【68】朝の騒動 | 〈 追 憶 の 向 こ う 側 〉

〈 追 憶 の 向 こ う 側 〉

筆者のリアル体験物語。「社内恋愛」を題材にした私小説をメインに、創作小説、詩を綴っています。忘れられない恋、片思い、裏切り、絶望、裏の顔―― 全てが入った、小説ブログです。


どうしようもない、呆れるほどの馬鹿だ。
両目の下には、クマがくっきり。

ちょっと考えてみれば、部屋に私一人ならまだしも、
由里ちゃんがいるのだから、夜の遅い時間になればなっただけ、
誰かが部屋を訪れる可能性は、低くなると判るはず。
・・・それに気付いたのは、朝、顔を洗ってからだった。

慣れない長時間のフライトに、違った環境、
心労から来た疲れが、全て顔に現れている。
あまりの酷い表情に、由里ちゃんも声を失うほど。

これは、どうにかして隠さなければ。
いつもより長く、鏡の前に座る。
両目の血色が悪い部分を入念に隠し、
顔色を明るく、良く見せるように、メイクをした。

メイクとは凄いもので、顔の不都合な部分は隠せてしまう。
まあ・・・。
寝不足のやや赤い目や、しょぼついた感じは無理だけど。


これから空港へ移動し、ラスベガスへ向かうという朝のこと。
ようやく、岩田さんとまともに顔を合わせられたのは、
バスに乗り込む時だった。


「おはよう」


声を掛ける、絶妙のタイミング。
彼の周りには、例のグループはいなかったから、
自然に声が掛けられた。
言いたいことは、たくさんあったが、会社の人達といる手前、
変なことは言えない。
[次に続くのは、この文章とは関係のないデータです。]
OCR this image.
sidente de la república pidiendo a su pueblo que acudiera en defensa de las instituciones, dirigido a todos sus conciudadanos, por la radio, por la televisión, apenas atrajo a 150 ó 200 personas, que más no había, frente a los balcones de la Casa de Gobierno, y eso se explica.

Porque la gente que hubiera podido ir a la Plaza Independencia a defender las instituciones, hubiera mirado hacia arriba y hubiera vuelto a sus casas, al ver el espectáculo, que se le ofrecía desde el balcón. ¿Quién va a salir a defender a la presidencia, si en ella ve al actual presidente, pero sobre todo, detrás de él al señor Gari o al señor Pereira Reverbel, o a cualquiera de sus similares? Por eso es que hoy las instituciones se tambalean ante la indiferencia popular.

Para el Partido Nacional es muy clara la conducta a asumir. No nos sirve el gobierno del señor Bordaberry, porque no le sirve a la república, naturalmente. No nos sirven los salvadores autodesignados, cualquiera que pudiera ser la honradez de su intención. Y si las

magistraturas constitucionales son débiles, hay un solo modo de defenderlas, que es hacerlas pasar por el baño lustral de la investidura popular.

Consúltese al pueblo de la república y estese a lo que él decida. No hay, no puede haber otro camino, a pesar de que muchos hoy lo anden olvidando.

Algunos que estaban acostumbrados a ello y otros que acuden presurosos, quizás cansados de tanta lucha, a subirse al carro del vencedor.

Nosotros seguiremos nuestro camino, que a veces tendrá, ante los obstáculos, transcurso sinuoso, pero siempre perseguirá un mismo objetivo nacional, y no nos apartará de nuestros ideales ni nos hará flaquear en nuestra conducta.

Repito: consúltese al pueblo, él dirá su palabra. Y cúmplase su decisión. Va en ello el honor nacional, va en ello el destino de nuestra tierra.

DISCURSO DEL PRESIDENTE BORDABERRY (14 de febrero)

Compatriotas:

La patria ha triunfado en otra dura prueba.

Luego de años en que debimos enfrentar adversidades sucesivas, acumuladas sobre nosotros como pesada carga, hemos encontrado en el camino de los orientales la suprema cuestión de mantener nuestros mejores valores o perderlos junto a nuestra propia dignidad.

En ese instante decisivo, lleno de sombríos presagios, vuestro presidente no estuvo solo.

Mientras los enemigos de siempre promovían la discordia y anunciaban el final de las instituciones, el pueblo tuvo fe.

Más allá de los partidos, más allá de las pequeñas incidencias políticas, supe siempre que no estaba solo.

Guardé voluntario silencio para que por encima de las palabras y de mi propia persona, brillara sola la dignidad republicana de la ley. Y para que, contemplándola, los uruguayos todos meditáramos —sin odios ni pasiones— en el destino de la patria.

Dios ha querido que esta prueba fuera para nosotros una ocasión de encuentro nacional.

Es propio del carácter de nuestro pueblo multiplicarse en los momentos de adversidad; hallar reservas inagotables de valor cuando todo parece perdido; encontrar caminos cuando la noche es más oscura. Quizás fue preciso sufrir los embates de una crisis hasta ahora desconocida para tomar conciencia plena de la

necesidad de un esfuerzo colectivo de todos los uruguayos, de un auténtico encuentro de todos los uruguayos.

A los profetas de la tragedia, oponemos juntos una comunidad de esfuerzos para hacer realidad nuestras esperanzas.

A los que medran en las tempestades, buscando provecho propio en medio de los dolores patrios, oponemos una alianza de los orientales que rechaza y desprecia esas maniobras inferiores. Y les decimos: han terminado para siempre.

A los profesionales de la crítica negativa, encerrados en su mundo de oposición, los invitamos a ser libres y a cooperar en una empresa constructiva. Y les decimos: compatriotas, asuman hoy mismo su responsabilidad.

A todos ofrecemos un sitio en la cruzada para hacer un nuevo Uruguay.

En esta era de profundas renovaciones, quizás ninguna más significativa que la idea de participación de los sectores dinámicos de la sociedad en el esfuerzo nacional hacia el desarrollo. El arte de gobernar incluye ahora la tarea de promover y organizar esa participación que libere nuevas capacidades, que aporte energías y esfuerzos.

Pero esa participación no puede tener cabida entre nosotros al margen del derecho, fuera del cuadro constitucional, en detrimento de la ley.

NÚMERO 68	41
・・・そもそも、今言う事ではないし。

微笑んで声を掛けた私だったが、大柄な岩田さんに隠れていて、
彼と一緒にいた人に気が付かなかった。
浅尾くんが、岩田さんの背中から、顔を覗かせた。
この旅行で同室だからか、仲が良いわけではないらしいが、
よく行動を共にしていた。

岩田さんは私に顔を向けると、少し・・・驚いたような顔をした。
目を見開くような、そんな素振りをしたのだ。

立ち止まり、「おはよう」と返してくれた後、
私を見下ろして、口を開いた。


「お前、いつも何処か具合が悪くなるな。
 柏木さんも、アメリカに来てまで面倒見て、大変だな」


それは、どう贔屓目に見ても、
私を “心配していた” という気持ちは感じられない。
動かした眉が、馬鹿にしているとか、憐れんでいるとか、
そういう印象を受ける。


「――それは・・・!
 いつも、由里ちゃんには申し訳ないって、思ってるよ。
 でも、昨日・・・ヒロくんのこと、待っていたのに・・・」


そんな事を言うつもりはなかったのに、岩田さんから、
昨夜のことを切りだされて、つい、言葉が過ぎてしまった。

一拍置くような、短い間合いがあった。
瞬間に、彼の機嫌が悪くなったと感じ、言葉を被せようと、
唇を動かした時に、答えが返ってきた。


「・・・お前、なんでそういう言い方するんだよ」

「私はただ、『待ってた』って、言っただけだよ?」

「――だから! 行こうか、電話しようか、迷ってたんだ。
 そんな風に言われると、気分が悪い」


岩田さんを、怒らせた。
しかし、結果論で言えば、彼は“来なかった”し、
“電話もしなかった”のだ。
してくれた事に対して、難癖をつけて言われたのなら、まだ解る。

これは、いわゆる、“逆ギレ”に値するのではないか?


「――ちょっ・・・! そんな言い方はないでしょう!?」


話の途中から、聞いていた由里ちゃんが、
私を押しのけて、岩田さんに食って掛かろうとする。

彼が、話に割ってきた由里ちゃんに目を向ける。
これ以上騒いでは、目立ってしまう。
・・・いや、もう気付いている人だっているのだから、
ここで話を終わらせたい。


「由里ちゃん、いいから。私は、大丈夫だから・・・」


彼を睨み、見上げる由里ちゃんを止め、
引き離そうとする一方で、浅尾くんも事情が解らないながら、
岩田さんと由里ちゃんの間に割入り、彼をなだめている。

この異変は、周囲へすぐに広まった。
ただでさえ、噂好きな人が集まっているのだから、
「なんだ、なんだ」と、興味に目を輝かせて寄ってくる。

案の定、餌に釣られた形の、笹原さんや坂口さんが、
「どうしたのー!?」と、早足でやってきた為に、
私達は、岩田さんと浅尾くんを残して、バスへと逃げ込んだ。